The beginning of Gov. Andrew Cuomo's State of the State address was annoying, from the fawning factory worker's introduction to the governor's boasting about his record. It's nothing unexpected, however. It's an election year, and governors always use this speech partly as a re-election ad.
Nevertheless, Gov. Cuomo does have accomplishments to brag about. Income taxes have gotten lower in relation to income, property taxes aren't rising as fast as they were (although that's stressed some counties and school districts), he's worked out peaceful agreements with Native American tribes, and he's earnestly trying ways to tackle the biggest structural deficiencies in state and local government. State budgets have been passed on time in recent years, a rarity in the last few decades, and instead of a gaping deficit, the state is looking at a surplus.

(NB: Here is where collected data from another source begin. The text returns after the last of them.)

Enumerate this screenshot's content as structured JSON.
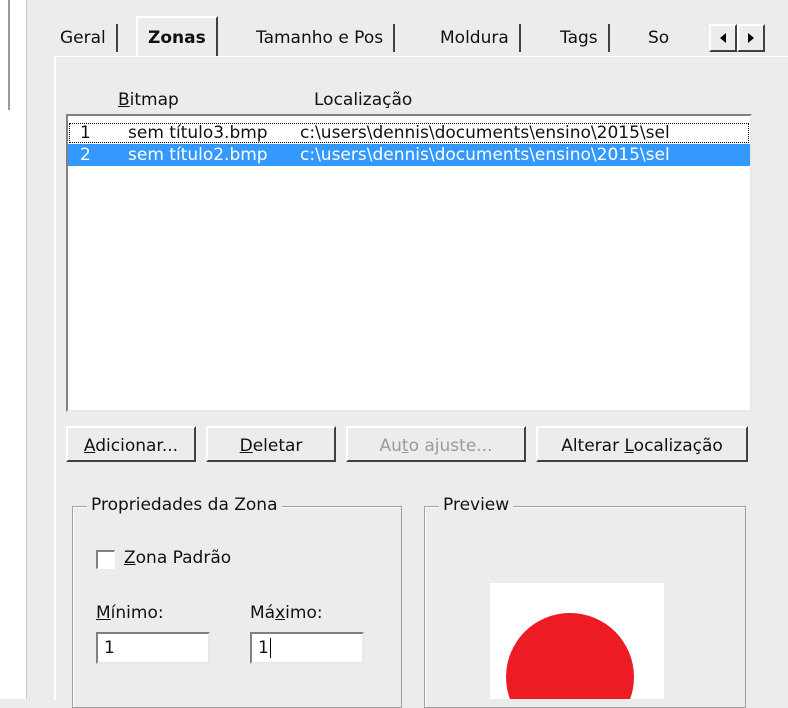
{
  "tabs": [
    {
      "label": "Geral",
      "selected": false
    },
    {
      "label": "Zonas",
      "selected": true
    },
    {
      "label": "Tamanho e Pos",
      "selected": false
    },
    {
      "label": "Moldura",
      "selected": false
    },
    {
      "label": "Tags",
      "selected": false
    },
    {
      "label": "So",
      "selected": false
    }
  ],
  "tab_scroll": {
    "left_icon": "chevron-left-icon",
    "right_icon": "chevron-right-icon"
  },
  "list": {
    "columns": {
      "bitmap_label_prefix": "B",
      "bitmap_label_rest": "itmap",
      "location_label": "Localização"
    },
    "rows": [
      {
        "num": "1",
        "bitmap": "sem título3.bmp",
        "location": "c:\\users\\dennis\\documents\\ensino\\2015\\sel",
        "selected": false
      },
      {
        "num": "2",
        "bitmap": "sem título2.bmp",
        "location": "c:\\users\\dennis\\documents\\ensino\\2015\\sel",
        "selected": true
      }
    ]
  },
  "buttons": {
    "add": {
      "underlined": "A",
      "rest": "dicionar..."
    },
    "delete": {
      "underlined": "D",
      "rest": "eletar"
    },
    "auto": {
      "before": "Au",
      "underlined": "t",
      "rest": "o ajuste..."
    },
    "change_location": {
      "before": "Alterar ",
      "underlined": "L",
      "rest": "ocalização"
    }
  },
  "zone_properties": {
    "title": "Propriedades da Zona",
    "default_zone": {
      "underlined": "Z",
      "rest": "ona Padrão",
      "checked": false
    },
    "min": {
      "underlined": "M",
      "rest": "ínimo:",
      "value": "1"
    },
    "max": {
      "before": "Má",
      "underlined": "x",
      "rest": "imo:",
      "value": "1"
    }
  },
  "preview": {
    "title": "Preview",
    "shape_color": "#ed1c24"
  },
  "colors": {
    "selection": "#3399ff",
    "background": "#ececec"
  }
}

But while New York is more functional than it was, it hasn't gotten more democratic. As much as ever, New York is run by three men in a room, and none of them has much reason to fear being voted out of office. The system is tilted in their favor.
We agree with the governor's statement that ethics reform is important for all New Yorkers, but he didn't say anything about campaign finance reform. That's not surprising, since he is the biggest beneficiary of New York's loose limits on political fundraising, which foster bribery and entrenched incumbents. What kind of opponent will stand up to someone with a $30 million war chest, as Cuomo has amassed? That's why more than three dozen Republican legislators and county leaders are bypassing relatively qualified candidates like Westchester County Executive Rob Astorino and instead trying to convince billionaire developer Donald Trump to run for governor, as the Buffalo News reported Thursday. When money becomes the name of the game, more important things are abandoned by the wayside.
Gov. Cuomo also isn't talking about term limits for Assembly leadership positions, another thing that would make New York more democratic by rotating the seats of power. The Senate has enacted its own eight-year limits, but Sheldon Silver has been Assembly speaker - one of the aforementioned three men in a room - for 19 years. He should have lost that post after he used $100,000 in public funds as hush money to pay off women accusing one of his Assembly allies, Vito Lopez, of sexual harassment.
His house of the state Legislature has a sexual harassment problem. Over the weekend, Assemblyman Dennis Gabryszak resigned amid claims he, like Mr. Lopez, was a serial harasser. The governor, to his credit, had demanded that Mr. Gabryszak either deny the charges or resign, but he hasn't publicly taken on the Assembly leadership. Mr. Silver on Sunday sounded a different tone from the past, saying, "As I have stated from the start, sexual harassment has no place in the State Assembly, and it will not be tolerated. Mr. Gabryszak's decision to resign his Assembly seat is the right one." In fact, with Mr. Lopez, he tolerated it and even enabled it. The Assembly is long past due for a change of speaker.
Gov. Cuomo also, in 2012, backed down to legislative leaders on redistricting, which also hurt the cause of democracy. Having lawmakers draw their own districts clearly leads to gerrymandering, which gives incumbent politicians an unfair advantage over challengers. This is especially true when combined with lax campaign finance laws.
Gov. Cuomo is a legacy politician, the son of a governor, comfortable in the seat of power. He knows how to get things done, which is excellent after the dysfunction that has plagued the state in recent years, but reliance on powerful men before the will of the people is dangerous. Gov. Cuomo will do well as long as the things he gets done are what the people want rather than himself.
In 2006, when New York seemed to be humming right along and California was in shambles, a friend contrasted the two saying, "California is broken. New York isn't broken; it's just corrupt." A few years later, New York was both broken and corrupt. We want it to be neither. Reforming campaign finance and rotating legislative leaders would be two good steps toward that goal.